With roughly 30 seconds to play in the second period, not long after Tucson tied the game at four apiece in an otherwise seesaw battle, Prosvetov made arguably the save of his young season. With players from both teams tying up the puck deep in the Roadrunners’ zone, it found its way free and eventually ended up on the stick of Stockton’s Martin Popisil. Prosvetov might have committed himself slightly too soon, hitting the ice before sprawling across the crease. Popisil waited, then with Prosvetov practically on his stomach, took his shot.

But instead of the score being 5-4 Stockton, the puck was in Prosvetov’s glove snatched out of mid-air.

“Key saves in key moments,” Varady said of his netminder. “I thought he made really big saves when we needed him the most.”

Prosvetov would go on to stop multiple breakaway attempts in a scoreless third period en route to 15 saves in the final frame. Prosvetov stopped two in overtime before allowing just one goal on four Heat skaters in the post-OT shootout.

“I went down pretty early on that shot, but he was pretty close. I was trying to seal the ice the best that I can,” Prosvetov said, adding that the atmosphere, especially in the arena’s south end where he was in net for the first and third period’s was especially rowdy Friday. “He made a good move. I have to give him credit. But you know, I have to get my luck, too, sometimes.”

Blake Speers, who had been without a point through Tucson’s first 16 games, scored his first of the season 3:16 into the first period. Tucson would hold the lead for roughly nine minutes before Stockton’s Jakob Pelletier, the AHL’s second-leading overall point producer this season, scored his first of two on the night. Less than two minutes later, Stockton had the lead on a goal by Matthew Phillips.

In the second, after Tucson’s Matias Maccelli scored his team high seventh goal of the season four minutes in, Stockton did the double-dip again. Pelletier connected 1:18 after Maccelli’s goal before Phillips notched his second 2:02 later, giving the Heat that 4-2 lead.

But Tucson wasn’t done.

Travis Barron and Victor Sodorstrom joined Speers in scoring their first goals of the season Friday.

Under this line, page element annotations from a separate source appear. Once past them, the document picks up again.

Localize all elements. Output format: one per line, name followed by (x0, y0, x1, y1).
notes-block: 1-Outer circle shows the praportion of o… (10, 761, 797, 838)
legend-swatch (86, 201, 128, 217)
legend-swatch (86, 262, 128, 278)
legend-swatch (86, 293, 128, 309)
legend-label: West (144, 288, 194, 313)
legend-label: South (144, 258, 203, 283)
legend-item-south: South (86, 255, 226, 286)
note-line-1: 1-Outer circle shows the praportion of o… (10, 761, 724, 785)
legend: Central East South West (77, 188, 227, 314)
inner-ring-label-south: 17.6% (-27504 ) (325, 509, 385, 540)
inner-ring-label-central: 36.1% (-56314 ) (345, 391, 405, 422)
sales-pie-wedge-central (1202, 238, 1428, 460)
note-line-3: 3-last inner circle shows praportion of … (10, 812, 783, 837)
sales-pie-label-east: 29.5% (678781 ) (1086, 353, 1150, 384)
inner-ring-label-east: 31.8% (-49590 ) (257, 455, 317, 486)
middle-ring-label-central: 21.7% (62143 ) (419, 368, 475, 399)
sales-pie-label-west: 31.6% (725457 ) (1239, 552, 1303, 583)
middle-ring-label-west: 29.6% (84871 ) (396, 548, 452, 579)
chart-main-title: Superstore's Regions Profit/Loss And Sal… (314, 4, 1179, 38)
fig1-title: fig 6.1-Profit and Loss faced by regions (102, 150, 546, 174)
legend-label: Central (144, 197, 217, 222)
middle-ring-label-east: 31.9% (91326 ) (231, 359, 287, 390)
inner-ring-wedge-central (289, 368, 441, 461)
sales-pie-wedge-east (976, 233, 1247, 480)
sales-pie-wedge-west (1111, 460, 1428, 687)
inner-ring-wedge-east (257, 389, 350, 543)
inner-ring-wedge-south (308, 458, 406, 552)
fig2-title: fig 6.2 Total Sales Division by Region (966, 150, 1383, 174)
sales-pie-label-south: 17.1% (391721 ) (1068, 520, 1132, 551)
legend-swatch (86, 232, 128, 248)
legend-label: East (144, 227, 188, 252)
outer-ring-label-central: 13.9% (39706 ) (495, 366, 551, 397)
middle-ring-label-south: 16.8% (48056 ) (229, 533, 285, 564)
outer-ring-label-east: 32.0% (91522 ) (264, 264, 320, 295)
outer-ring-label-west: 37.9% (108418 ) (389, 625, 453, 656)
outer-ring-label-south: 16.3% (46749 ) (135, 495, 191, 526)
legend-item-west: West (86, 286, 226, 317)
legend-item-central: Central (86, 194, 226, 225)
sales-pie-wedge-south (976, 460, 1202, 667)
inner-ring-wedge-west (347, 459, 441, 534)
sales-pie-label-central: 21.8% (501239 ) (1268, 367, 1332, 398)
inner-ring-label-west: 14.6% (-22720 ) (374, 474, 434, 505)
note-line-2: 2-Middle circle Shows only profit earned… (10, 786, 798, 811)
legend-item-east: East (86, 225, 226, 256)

Barron’s goal came 11:05 into the middle frame, with Soderstrom tying the game at four with less than three to play in that second period.

“Something that we’ve shown, especially over the course of the last 10 games or so, is that we’ve got a serious amount of character in that locker room,” Speers said of Tucson’s resiliency. “For them to get it to 4-2, and for us to not let it slip away and get out of hand and then climb back. … It kind of shows what we have building in that locker room right now.”

Saturday’s rematch will be broadcast on KWBA-TV, which is channels 8 or 58 depending on the carrier. Radio play-by-play voice Adrian Denny will be on the call, which is slated as a simulcast on 1450-AM.